If you get stuck, check out the community support resources. In particular, Apache Flink’s user mailing list is consistently ranked as one of the most active of any Apache project and a great way to get help quickly.

Prerequisites #

Make sure Java 8 or a higher version has been installed in your local machine. To check the Java version installed, type in your terminal:

$ java -version

Download 1.15 or a higher version of Flink, then extract the archive:

$ tar -xzf flink-*.tgz

After having downloaded Flink, please register $FLINK_HOME as an environment variable into your local environment.

cd ${path_to_flink}
export FLINK_HOME=`pwd`

You need to copy Flink ML’s library files to Flink’s folder for proper initialization.

Please download the correponding binary release of Flink ML, then extract the archive:

tar -xzf flink-ml-*.tgz

Then you may copy the extracted library files to Flink’s folder with the following commands.

cd ${path_to_flink_ml}
cp ./lib/*.jar $FLINK_HOME/lib/

Please start a Flink standalone cluster in your local environment with the following command.

$FLINK_HOME/bin/start-cluster.sh

You should be able to navigate to the web UI at localhost:8081 to view the Flink dashboard and see that the cluster is up and running.

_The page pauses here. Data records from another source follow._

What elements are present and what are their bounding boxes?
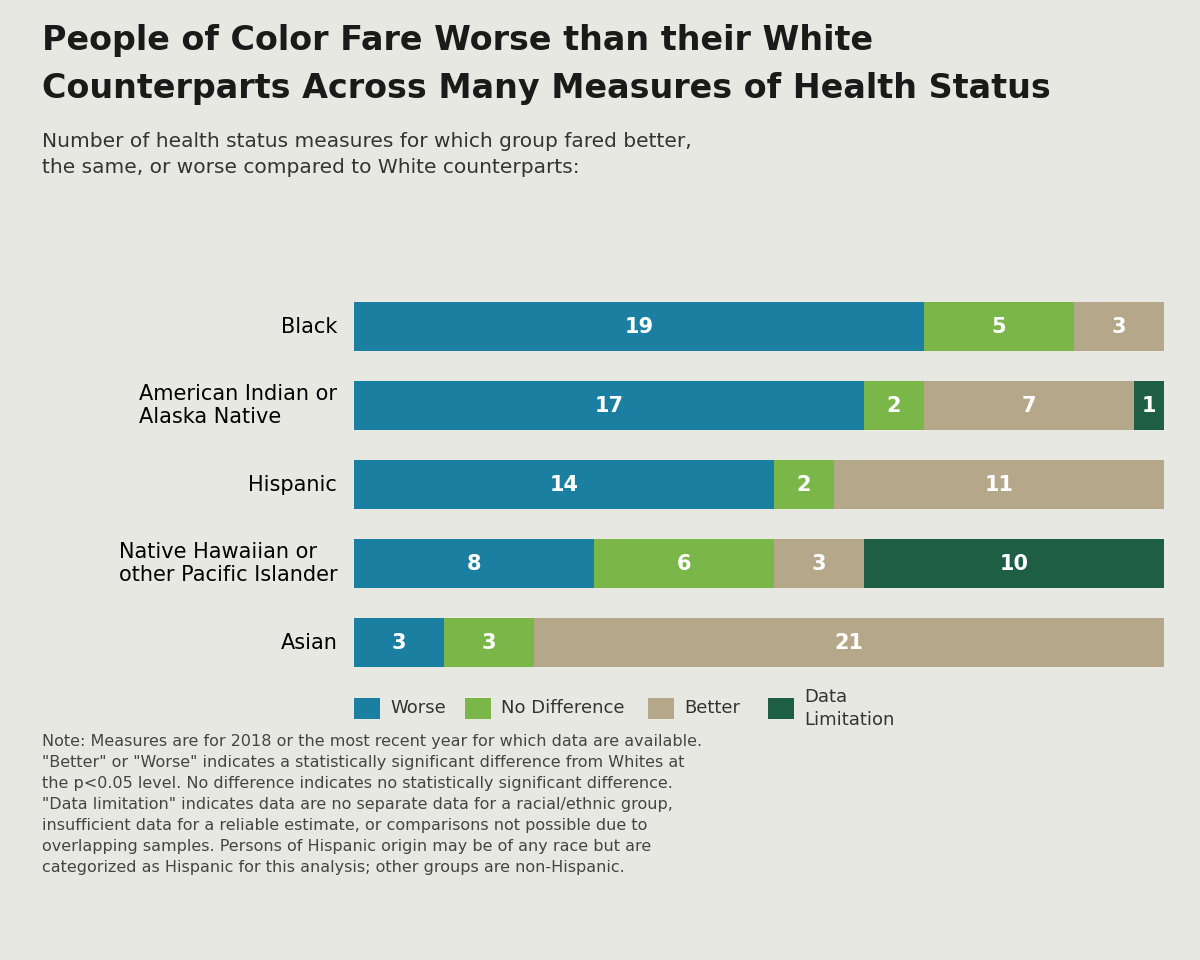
Bar bbox=[354, 381, 864, 430]
Bar bbox=[774, 540, 864, 588]
Bar bbox=[354, 302, 924, 351]
Bar bbox=[1134, 381, 1164, 430]
Text: 2: 2 bbox=[797, 475, 811, 494]
Bar bbox=[834, 460, 1164, 510]
Text: 19: 19 bbox=[624, 317, 654, 337]
Text: Number of health status measures for which group fared better,
the same, or wors: Number of health status measures for whi… bbox=[42, 132, 691, 178]
Text: 14: 14 bbox=[550, 475, 578, 494]
Bar bbox=[774, 460, 834, 510]
Bar bbox=[1074, 302, 1164, 351]
Text: 8: 8 bbox=[467, 554, 481, 574]
Text: 6: 6 bbox=[677, 554, 691, 574]
Text: 1: 1 bbox=[1141, 396, 1157, 416]
Bar bbox=[534, 618, 1164, 667]
Text: 5: 5 bbox=[991, 317, 1007, 337]
Bar bbox=[354, 460, 774, 510]
Text: No Difference: No Difference bbox=[502, 700, 624, 717]
Bar bbox=[354, 540, 594, 588]
Text: People of Color Fare Worse than their White: People of Color Fare Worse than their Wh… bbox=[42, 24, 874, 57]
Text: Worse: Worse bbox=[390, 700, 445, 717]
Text: Counterparts Across Many Measures of Health Status: Counterparts Across Many Measures of Hea… bbox=[42, 72, 1051, 105]
Bar bbox=[924, 302, 1074, 351]
Text: 3: 3 bbox=[811, 554, 827, 574]
Text: 10: 10 bbox=[1000, 554, 1028, 574]
Bar bbox=[594, 540, 774, 588]
Text: Better: Better bbox=[684, 700, 740, 717]
Bar bbox=[924, 381, 1134, 430]
Text: Data: Data bbox=[804, 688, 847, 706]
Text: 17: 17 bbox=[594, 396, 624, 416]
Bar bbox=[354, 618, 444, 667]
Bar bbox=[444, 618, 534, 667]
Text: 3: 3 bbox=[391, 633, 407, 653]
Text: Limitation: Limitation bbox=[804, 711, 894, 729]
Text: 2: 2 bbox=[887, 396, 901, 416]
Text: 11: 11 bbox=[984, 475, 1014, 494]
Text: 3: 3 bbox=[481, 633, 497, 653]
Text: 21: 21 bbox=[834, 633, 864, 653]
Text: Note: Measures are for 2018 or the most recent year for which data are available: Note: Measures are for 2018 or the most … bbox=[42, 734, 702, 876]
Text: 7: 7 bbox=[1021, 396, 1037, 416]
Text: 3: 3 bbox=[1111, 317, 1127, 337]
Bar bbox=[864, 540, 1164, 588]
Bar bbox=[864, 381, 924, 430]
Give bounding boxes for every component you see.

Then you may submit Flink ML examples to the cluster as follows.

$FLINK_HOME/bin/flink run -c org.apache.flink.ml.examples.clustering.KMeansExample $FLINK_HOME/lib/flink-ml-examples*.jar

The command above would submit and execute Flink ML’s KMeansExample job. There are also example jobs for other Flink ML algorithms, and you can find them in flink-ml-examples module.

A sample output in your terminal is as follows.

Features: [9.0, 0.0]    Cluster ID: 1
Features: [0.3, 0.0]    Cluster ID: 0
Features: [0.0, 0.3]    Cluster ID: 0
Features: [9.6, 0.0]    Cluster ID: 1
Features: [0.0, 0.0]    Cluster ID: 0
Features: [9.0, 0.6]    Cluster ID: 1

Now you have successfully run a Flink ML job.